There are some New Year's good luck traditions that are extremely well known, like sharing a kiss at midnight. Then, there are some less ubiquitous, more regional ones, such as eating a pretzel. For instance, per the Pittsburgh Post-Gazette, many in their area ring in the new year by sharing a big, sugary pretzel of Danish-dough and white icing with nutty or fruity filling at midnight on New Year's Eve. Although they believe the practice to have originated in Germany's southwest, Pittsburgh is among just a few historically German communities that partake stateside. So, for a few days each year, New Year Pretzels are big business in the 'Burgh.

Pittsburgh Magazine also notes this tradition, reemphasizing the belief that it got its start in Europe. The publication claims that consuming a New Year's Pretzel is meant to bring the eater good luck for the entire year to come. What could possibly be the reason behind such a superstition?

Cultural origins

One must look fairly far back in time to find the true start of all this. Per History, the first pretzels were created by the Catholic Church in the 600s to provide a filling replacement for dairy, eggs, and meat during Lent. Monks would also give pretzels out as rewards to high-achieving students, thus cementing their role as a treat. This association with a religious organization gave pretzels an aura of good fortune. So, by the 1600s, European children were wearing pretzels as necklaces on New Year's to capitalize on their apparent luckiness.

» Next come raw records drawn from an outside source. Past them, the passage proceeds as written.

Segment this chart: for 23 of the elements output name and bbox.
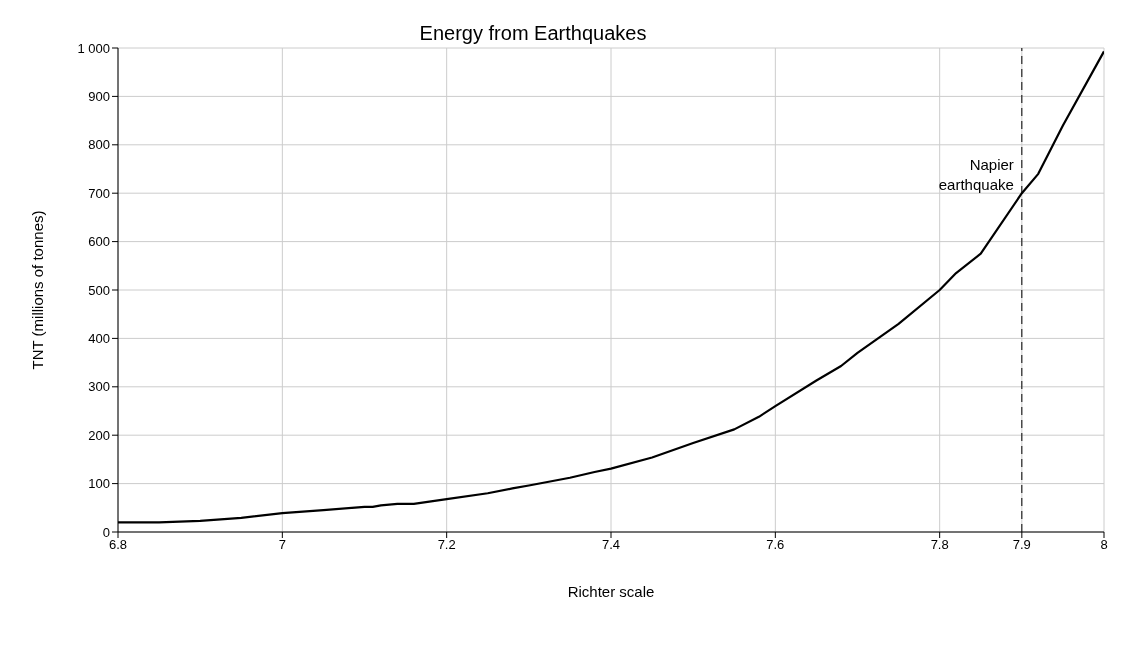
y-tick-label: 100	[88, 476, 110, 492]
y-tick-label: 600	[88, 234, 110, 250]
x-tick-label: 7.8	[930, 537, 949, 553]
y-tick-label: 700	[88, 185, 110, 201]
y-tick-label: 500	[88, 282, 110, 298]
x-tick-label: 7.2	[437, 537, 456, 553]
chart-title: Energy from Earthquakes	[419, 22, 647, 44]
x-tick-label: 7.6	[766, 537, 785, 553]
x-tick-label: 7.4	[601, 537, 621, 553]
y-tick-label: 400	[88, 331, 110, 347]
y-tick-label: 800	[88, 137, 110, 153]
x-tick-label: 8	[1100, 537, 1108, 553]
y-axis-title: TNT (millions of tonnes)	[29, 210, 47, 370]
x-tick-label: 7.9	[1012, 537, 1031, 553]
ref-line-label: Napier earthquake	[938, 156, 1014, 193]
y-tick-label: 900	[88, 89, 110, 105]
x-tick-label: 6.8	[108, 537, 128, 553]
x-tick-label: 7	[278, 537, 286, 553]
y-tick-label: 1 000	[77, 40, 110, 56]
y-tick-label: 300	[88, 379, 110, 395]
x-axis-title: Richter scale	[567, 583, 655, 600]
y-tick-label: 0	[102, 524, 110, 540]
y-tick-label: 200	[88, 427, 110, 443]
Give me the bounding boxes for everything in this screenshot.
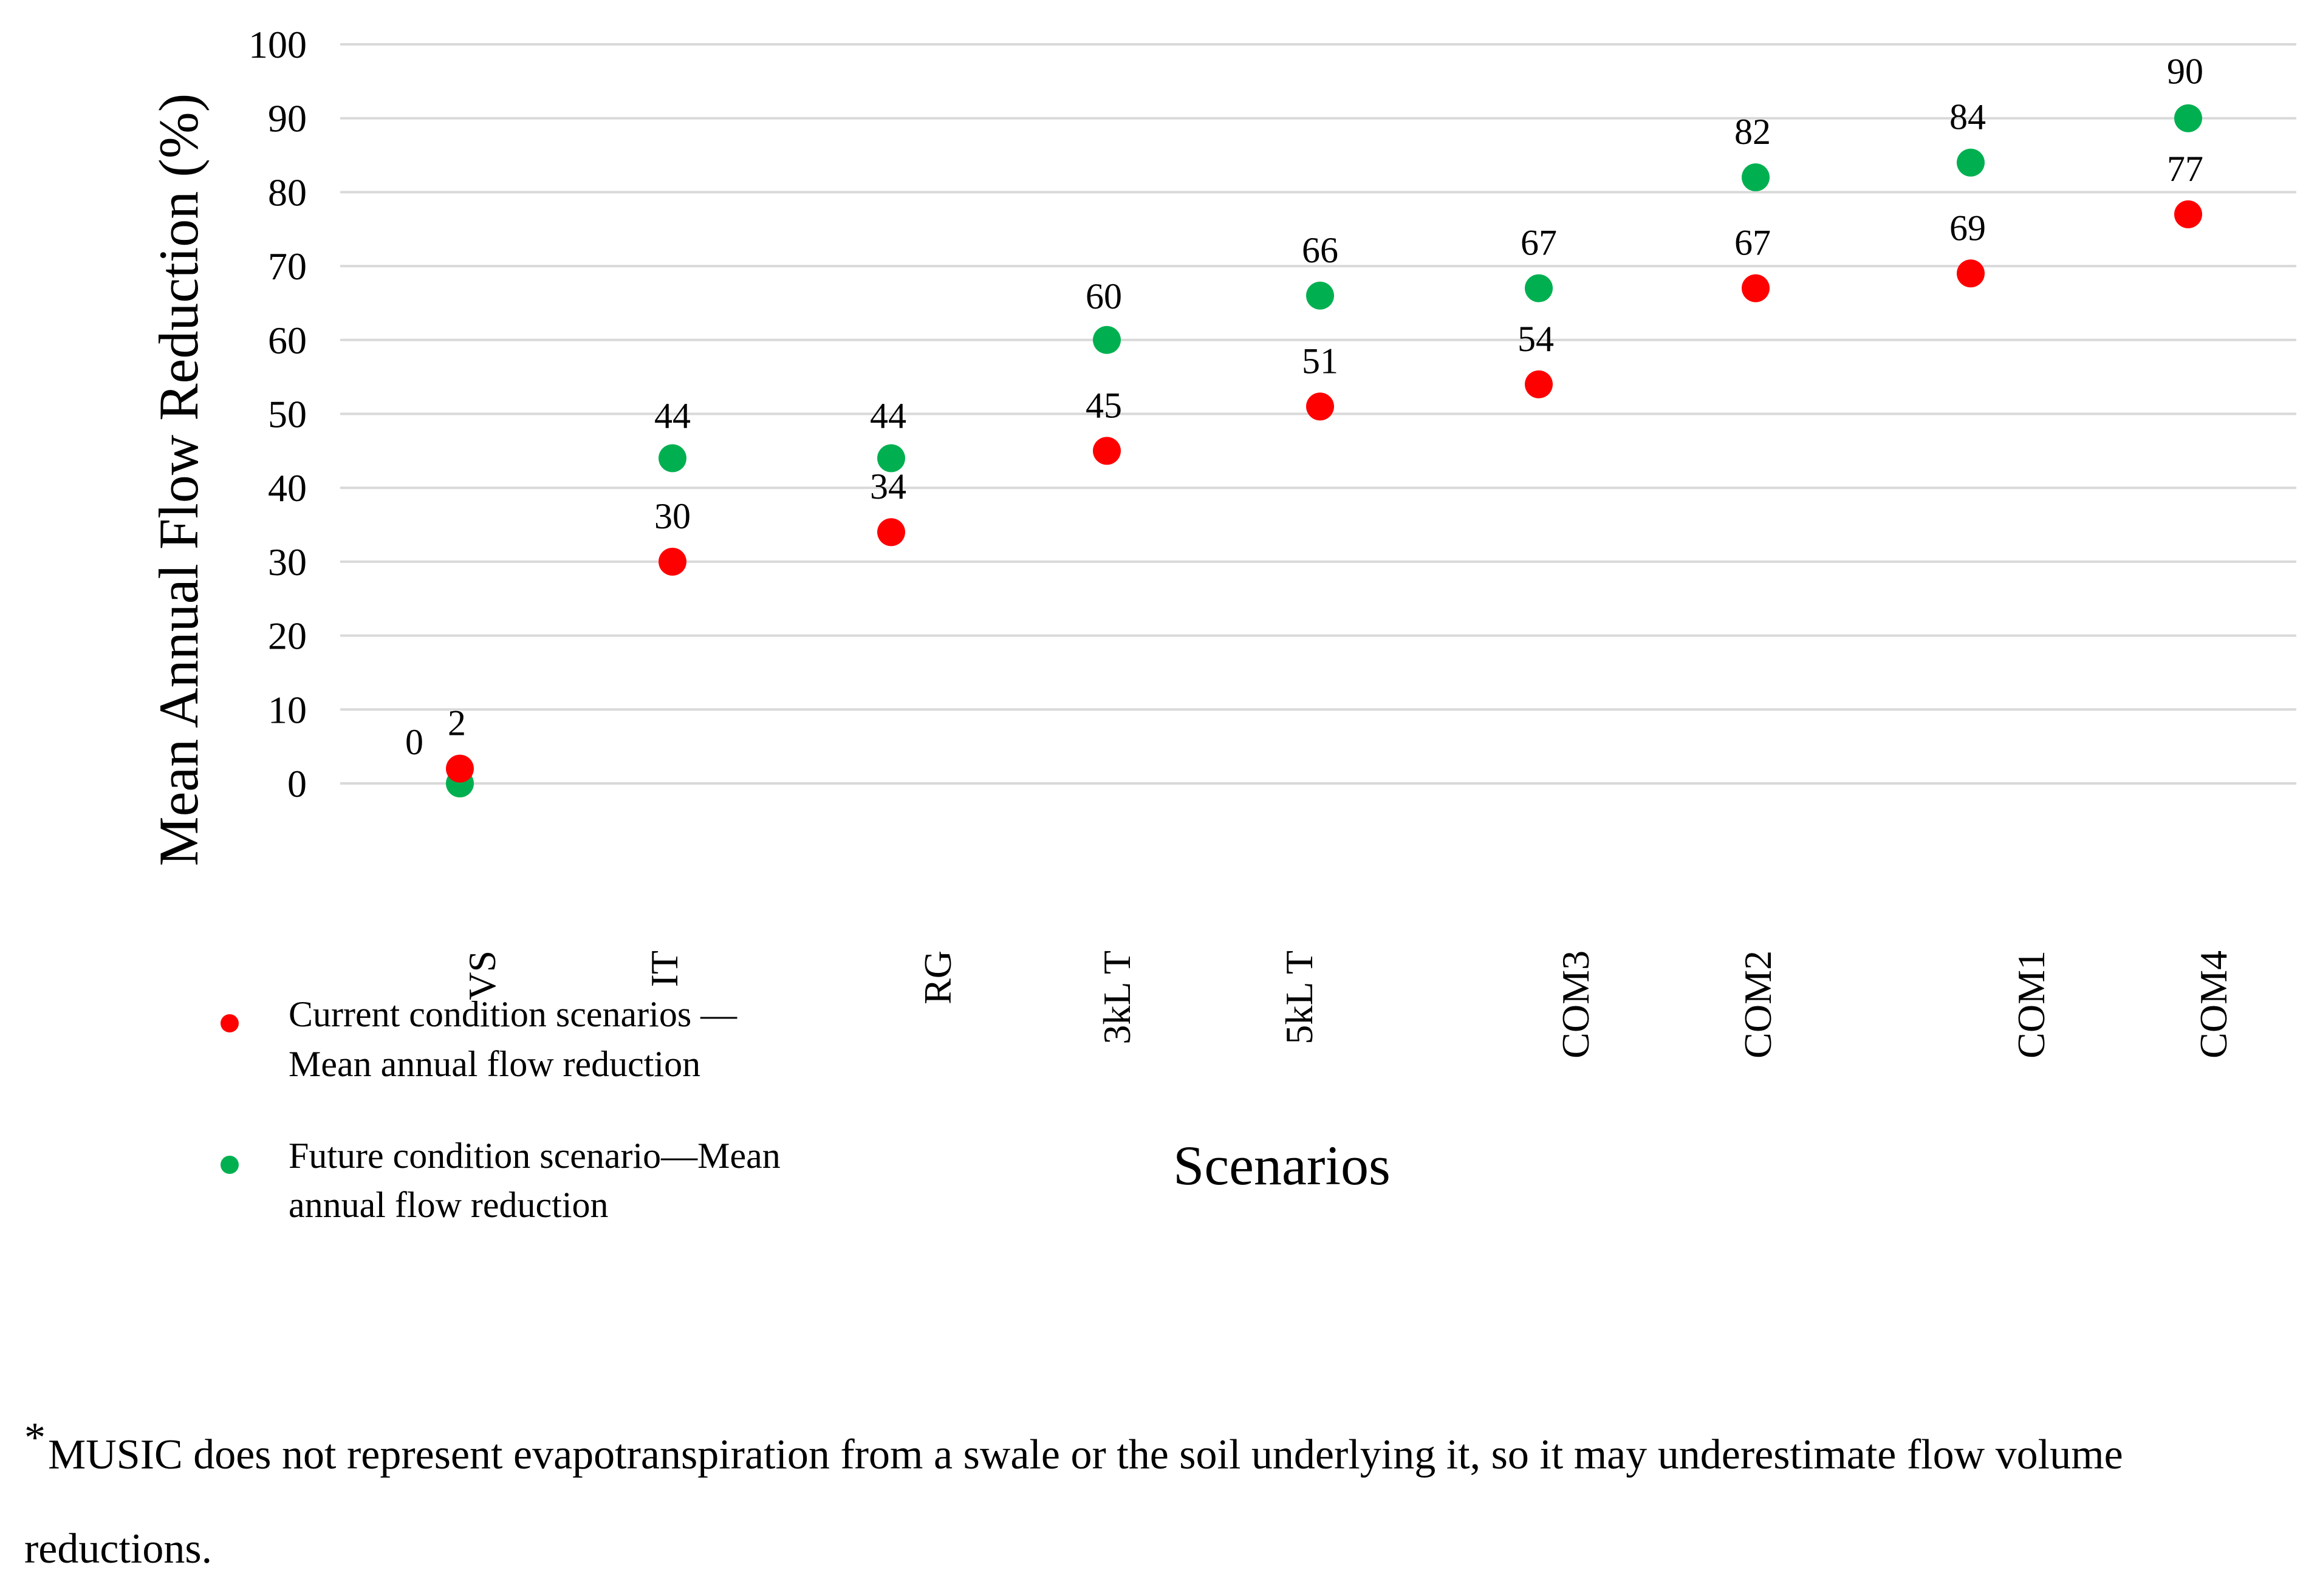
data-label-current: 51 [1302, 341, 1338, 381]
point-future [1957, 148, 1985, 177]
data-label-current: 54 [1518, 319, 1554, 359]
x-axis-title: Scenarios [1173, 1134, 1391, 1196]
y-axis-title: Mean Annual Flow Reduction (%) [148, 94, 210, 866]
point-future [1306, 281, 1334, 310]
scatter-chart: 0 10 20 30 40 50 60 70 80 90 100 0 44 44 60 66 67 82 84 90… [148, 23, 2296, 1225]
footnote-marker: * [24, 1414, 46, 1461]
data-points [446, 104, 2202, 797]
y-tick-label: 50 [268, 393, 307, 436]
data-labels: 0 44 44 60 66 67 82 84 90 2 30 34 45 51 54 67 69 77 [405, 52, 2203, 762]
y-tick-label: 20 [268, 615, 307, 658]
point-current [1957, 259, 1985, 288]
data-label-future: 60 [1086, 276, 1122, 316]
footnote-text: MUSIC does not represent evapotranspirat… [24, 1431, 2123, 1572]
x-category-label: 5kL T [1278, 950, 1321, 1045]
y-tick-label: 30 [268, 541, 307, 584]
point-future [2174, 104, 2202, 132]
x-category-label: VS [460, 950, 504, 1000]
legend-label-current-line1: Current condition scenarios — [289, 994, 737, 1034]
x-category-label: COM4 [2192, 950, 2235, 1059]
point-current [1306, 392, 1334, 421]
point-current [446, 754, 474, 783]
data-label-current: 77 [2167, 149, 2203, 189]
y-tick-label: 40 [268, 466, 307, 510]
point-current [659, 547, 686, 576]
x-category-label: COM2 [1736, 950, 1779, 1059]
data-label-future: 0 [405, 722, 423, 762]
footnote: *MUSIC does not represent evapotranspira… [24, 1391, 2296, 1596]
data-label-current: 2 [448, 703, 466, 743]
y-tick-label: 10 [268, 688, 307, 731]
legend-label-current-line2: Mean annual flow reduction [289, 1044, 700, 1084]
legend-item-future: Future condition scenario—Mean annual fl… [221, 1136, 781, 1225]
point-current [1525, 370, 1553, 398]
data-label-current: 45 [1086, 385, 1122, 425]
legend-item-current: Current condition scenarios — Mean annua… [221, 994, 737, 1084]
point-future [659, 444, 686, 472]
x-category-label: RG [916, 950, 959, 1004]
legend-marker-current [221, 1014, 239, 1032]
data-label-future: 44 [870, 396, 906, 436]
point-future [877, 444, 905, 472]
data-label-current: 34 [870, 466, 906, 506]
x-category-label: IT [643, 950, 686, 987]
data-label-future: 67 [1521, 223, 1557, 263]
data-label-current: 67 [1734, 223, 1771, 263]
x-category-label: COM1 [2010, 950, 2053, 1059]
legend-marker-future [221, 1156, 239, 1174]
x-category-label: COM3 [1554, 950, 1597, 1059]
data-label-current: 69 [1949, 208, 1986, 248]
x-category-labels: VS IT RG 3kL T 5kL T COM3 COM2 COM1 COM4 [460, 950, 2235, 1059]
point-current [1093, 437, 1121, 465]
y-tick-label: 60 [268, 319, 307, 362]
data-label-future: 84 [1949, 97, 1986, 137]
data-label-future: 90 [2167, 52, 2203, 92]
point-current [1742, 274, 1770, 302]
y-tick-label: 90 [268, 97, 307, 140]
y-tick-label: 100 [248, 23, 307, 66]
data-label-future: 66 [1302, 230, 1338, 270]
data-label-current: 30 [654, 496, 691, 536]
y-tick-labels: 0 10 20 30 40 50 60 70 80 90 100 [248, 23, 307, 805]
point-current [2174, 200, 2202, 228]
y-tick-label: 0 [287, 762, 307, 805]
point-future [1742, 163, 1770, 192]
point-future [1525, 274, 1553, 302]
legend-label-future-line2: annual flow reduction [289, 1185, 609, 1225]
y-tick-label: 70 [268, 245, 307, 288]
point-current [877, 518, 905, 547]
y-tick-label: 80 [268, 171, 307, 214]
point-future [1093, 326, 1121, 354]
legend-label-future-line1: Future condition scenario—Mean [289, 1136, 781, 1176]
data-label-future: 82 [1734, 112, 1771, 152]
x-category-label: 3kL T [1095, 950, 1138, 1045]
legend: Current condition scenarios — Mean annua… [221, 994, 781, 1225]
data-label-future: 44 [654, 396, 691, 436]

The emergence of the New Year Pretzel as we know it today is unsurprisingly a bit more recent. According to Sandusky History, the modern tradition of a New Year's Pretzel began in Sandusky, Ohio at the beginning of the 1900s. Its sizable German population drew on the traditions of their homeland, with one rumor saying their ancestors walked the streets and traded pretzels as a form of saying "hello." Another claim states the shape of the pretzel represents the passage of time, with the circular exterior symbolizing the winter solstice and the inner cross representing the four seasons. Regardless of the inspiration, a number of bakeries in the area all contributed to the tradition's American start. Back then, the pretzels were adorned with intricate braids and eaten at New Year's Day breakfast. The tradition's changed a bit since last century, but the spirit of its well-wishes remains the same!